The problem with infrastructure is that it has to go somewhere, and wherever it goes there are usually land owners and people.
Around the world governments have the power to compulsorily acquire land for development, and almost everywhere laws require they pay the market value. If you are lucky the government might add a slight premium – in Australia, Victoria and Western Australia pay an additional 10 per cent and New South Wales offers a maximum of $25,500 extra.
But is the market-value of a piece of land at a single point in time an accurate reflection of its unique value to the person who owns it?
Not at all, says property researcher and urban planner Jyoti Rao at the University of Melbourne’s Faculty of Architecture Building and Planning. For a start, owners were usually never planning to sell in the short term. That means any financial value attributed to their potential future plans, however vague, unrealised or remote these plans may be, are lost. These plans might be property investment, potential development, using the land for a new business, or simply passing it on to their children.
And then there are the more intangible losses that come from losing a home that can seriously undermine someone’s wellbeing, such as memories and views - the comforts of a place you’ve made your own.
“Having your land compulsorily acquired has to be one of the most miserable experiences that can happen to someone,” Ms Rao says. And she should know. As part of her PhD, she’s actually gone out to meet and talk to affected land owners in such diverse places as India and Scotland.
She says these non-financial losses aren’t trivial and people are prepared to actually go to court and argue for them. In Scotland Ms Rao studied all the available compulsory acquisition disputes before the Lands Tribunal for Scotland between 1997 and 2017. Among the 19 cases where there was sufficient information, almost 20 per cent of the discussions focused on issues relating to the personal comfort or wellbeing of dispossessed owners.
“They go to court because they feel these are real losses that they want compensated,” she says.
Among the records was the case of an elderly couple who unsuccessfully claimed compensation because of a new by-pass road built near them. The road ruined their pigeon-keeping hobby as the birds were frightened away by the noise, and their forest views were lost.
“For people at their age, these are important things. For the elderly especially, their homes and surrounds hold important memories for them, so to lose them can be a very serious emotional loss.”
She says all the land owners she visited (13 in Scotland and 50 in India) readily understood the need for compulsory acquisition and supported it, but they were unanimous in saying it needed to be done better.
“The current way governments acquire needed land isn’t right. It is just leaving people feeling powerless and cheated,” says Ms Rao.
And there can be damaging consequences all round as time and money is wasted on court disputes. In an extreme case in India, a major 110km highway development has been stalled partly by disputes over land acquisition.
Ms Rao argues there needs to be more detailed analyses of the potential losses people face, both financial and non-financial. One innovative way of compensating land owners she says is to give them a stake in the new infrastructure itself. This is being done increasingly in India where whole communities have been banded together to share in urban developments on their largely-agricultural land.

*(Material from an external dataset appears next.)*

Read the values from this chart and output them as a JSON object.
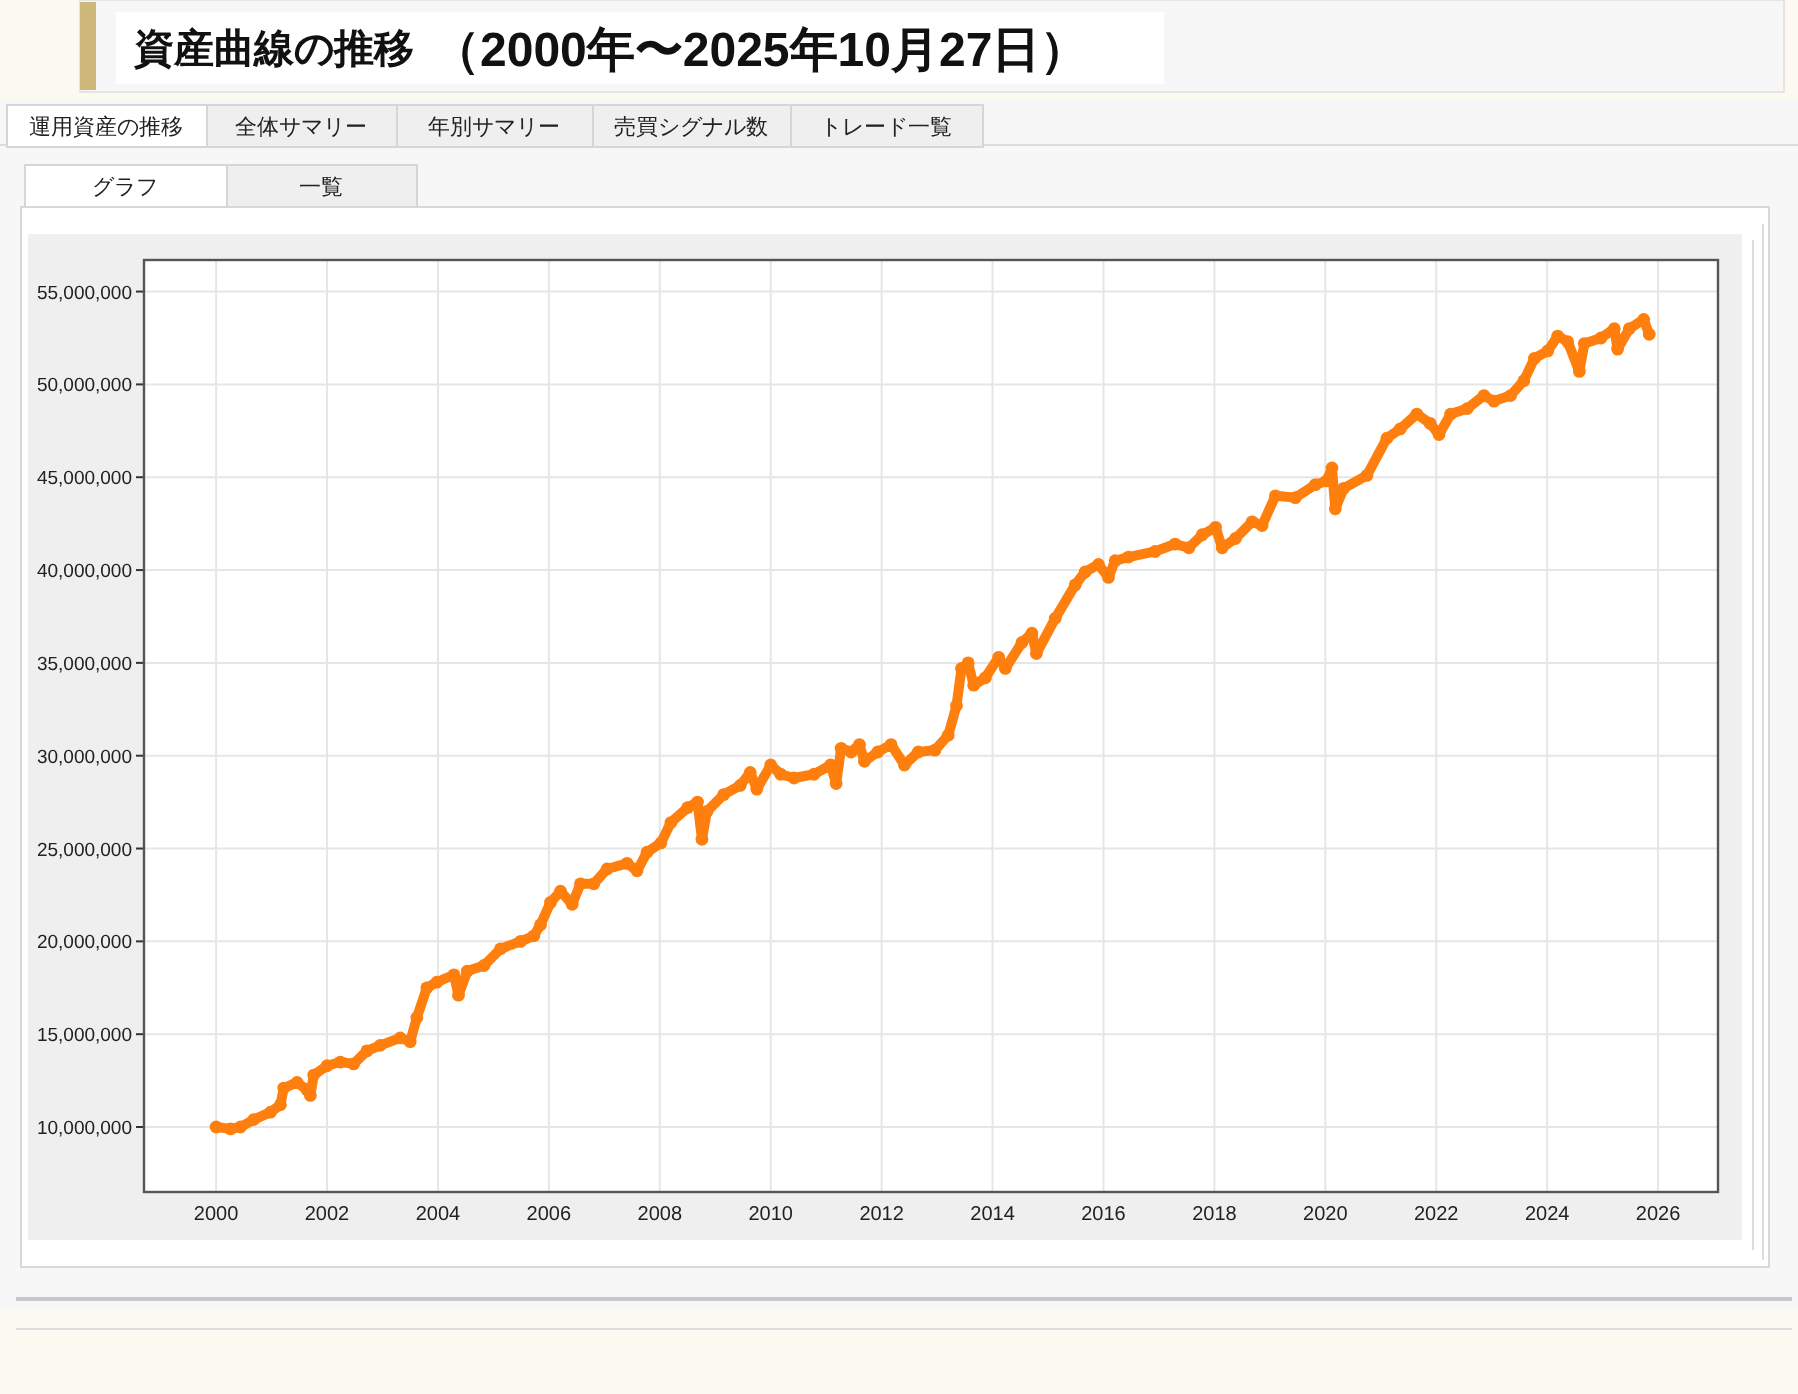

“We need to try harder to find the best ways possible to help people participate and be among the beneficiaries of a project, rather than just being the losers.”
Increased financial compensation is one way of covering the losses not captured by market value, but compensation can also be non-financial. In the case of the now aborted East-West road link in Melbourne, the state government offered general counselling, including specific support to help parents with kids move schools. Ms Rao says governments could routinely offer individualised support to help people find new properties. This could involve assigning them an advising agent perhaps. Such support she says could be particularly important to the elderly.

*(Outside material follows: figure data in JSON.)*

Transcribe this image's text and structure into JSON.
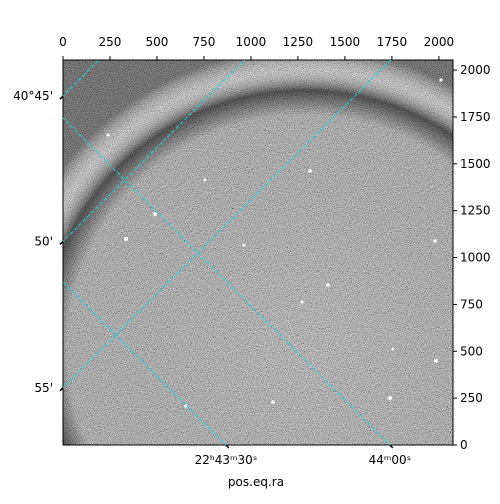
{
  "chart_data": {
    "type": "image",
    "xlabel": "pos.eq.ra",
    "colormap": "gray",
    "grid_color": "#22d3d3",
    "xlim": [
      0,
      2075
    ],
    "ylim": [
      0,
      2054
    ],
    "xticks": [
      0,
      250,
      500,
      750,
      1000,
      1250,
      1500,
      1750,
      2000
    ],
    "yticks": [
      0,
      250,
      500,
      750,
      1000,
      1250,
      1500,
      1750,
      2000
    ],
    "ra_ticks": [
      {
        "value": 867,
        "label": "22ʰ43ᵐ30ˢ"
      },
      {
        "value": 1739,
        "label": "44ᵐ00ˢ"
      }
    ],
    "dec_ticks": [
      {
        "value": 1861,
        "label": "40°45'"
      },
      {
        "value": 1086,
        "label": "50'"
      },
      {
        "value": 305,
        "label": "55'"
      }
    ]
  }
}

“There is criticism that adopting a more personal approach like this would be very time consuming, but I don’t think it would be as time consuming as the courts.”

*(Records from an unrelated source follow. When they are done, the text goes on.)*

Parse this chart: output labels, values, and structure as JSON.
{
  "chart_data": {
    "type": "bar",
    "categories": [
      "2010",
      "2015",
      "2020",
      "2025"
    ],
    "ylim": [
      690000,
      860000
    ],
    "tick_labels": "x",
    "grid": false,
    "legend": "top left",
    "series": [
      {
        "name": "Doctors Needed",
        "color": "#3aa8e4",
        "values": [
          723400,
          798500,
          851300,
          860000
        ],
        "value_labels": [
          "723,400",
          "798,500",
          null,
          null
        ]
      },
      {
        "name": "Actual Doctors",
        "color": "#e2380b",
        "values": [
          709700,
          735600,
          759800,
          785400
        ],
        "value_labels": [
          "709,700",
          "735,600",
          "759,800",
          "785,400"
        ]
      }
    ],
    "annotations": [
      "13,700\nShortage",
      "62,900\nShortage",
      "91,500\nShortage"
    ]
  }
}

Beyond compensation, she says much of the heartache could be taken out of compulsory acquisition if governments and developers are made more accountable to the individual people affected. Governments and developers need to be made to genuinely consult with affected communities well before work starts, and actually act in some way on their concerns. Too often she says such consultation proves to be little more than lip service.
In Scotland, she encountered an enormous sense of powerlessness and frustration among her interviewees who told her that their warnings about a road project and damage to a local lake had been simply ignored. “The wives of two men I interviewed told me separately they were worried that the ongoing frustration was making their husbands impatient and argumentative at home. So, these intangible losses have become very real to them.”
Originally an urban planner, Ms Rao first became worried about how unfairly people were treated when working on a new urban development in India. “Whenever I went down to the site I saw farmers using temporary access routes to move cattle between fields and I knew that soon these would be taken away.
“I know the importance of these projects, but the more I speak with affected people, the more I understand that we have to get much fairer in how we compensate people and become more inclusive in how we pursue developments.”